Fujiwara no Tadahira

Hear about Fujiwara no Tadahira on Episode 20 of our Podcast, the Japan Archives.

Fujiwara no Tadahira
Fujiwara no Tadahira

Fujiwara no Tadahira

Fujiwara no Tadahira (藤原 忠平) was a member of the Fujiwara Clan, more specifically the Hokke Branch of this clan.

He was the great-grandfather of the poet Fujiwara no Sanekata1 and son to Fujiwara no Mototsune.34 He lived from 880 to 949, and was known after his death as Teishinko (Lord Upright and Faithful)1 and also was known by the name Ko-ichijō daijō-daijin3. He took over from his brother (Tokihira) to lead the hokke branch of the Fujiwara Clan and also held the position of Chancellor of the Realm.
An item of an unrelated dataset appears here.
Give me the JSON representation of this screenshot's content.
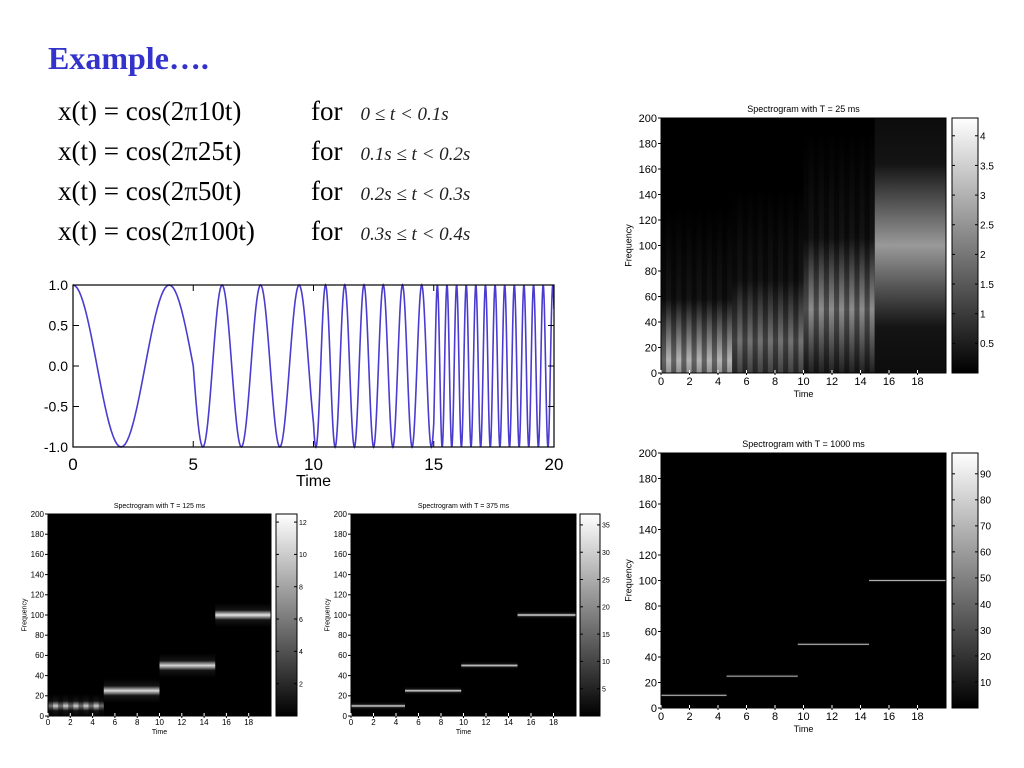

During his life he held the position of Sadaijin (Minster of the Left) during the reign of Emperor Daigo, and became sesshō (regent) during the reign of Emperor Suzaku1 in 931, Dajō daijin in 936 and kampaku in 941. Under the orders of Emperor Daigo he was instructed to aide in copiling the Engi Shiki which he did until 927AD.3

His legacy includes seven poems within the Gosenshū, and an additional six in the imperial waka anthologies. He is also noted to have left a journal entitled the Teishinkō-ki.

One of his poems is included in the Ogura Hyakunin Isshu, his is the 26th in the sequence and reads:1

Japanese text2
Romanized Japanese1
English translation1
小倉山
峰のもみぢ葉
心あらば
今ひとたびの
みゆき待たなむ
Ogurayama
mine no momijiba
kokoro araba
ima hitotabi no
miyuki matanan
Dear mapels of Mount Ogura,
if you have a heart,
please wait for another visit
so that His Majesty may enjoy
your lovely autumn colors.

Footnotes

1. MacMillan, P. (2018) ”One Hundred Poets, One Poem Each: A Treasury of Classical Japanese Verse”. St. Ives: Penguin Classics.
2. Suzuki, H. et al. (1997) ”Genshoku: Ogura Hyakunin Isshu”. Tokyo: Bun’eidō.
3. Louis Frederic, translated by Kathe Roth (2002) “Japan Encyclopedia”. London: Harvard University Press.
4. Brinkley, F. (1915) “A History of the Japanese People from the Earliest Times to the End of the Meiji Era.” New York: The Encyclopaedia Britannica Company.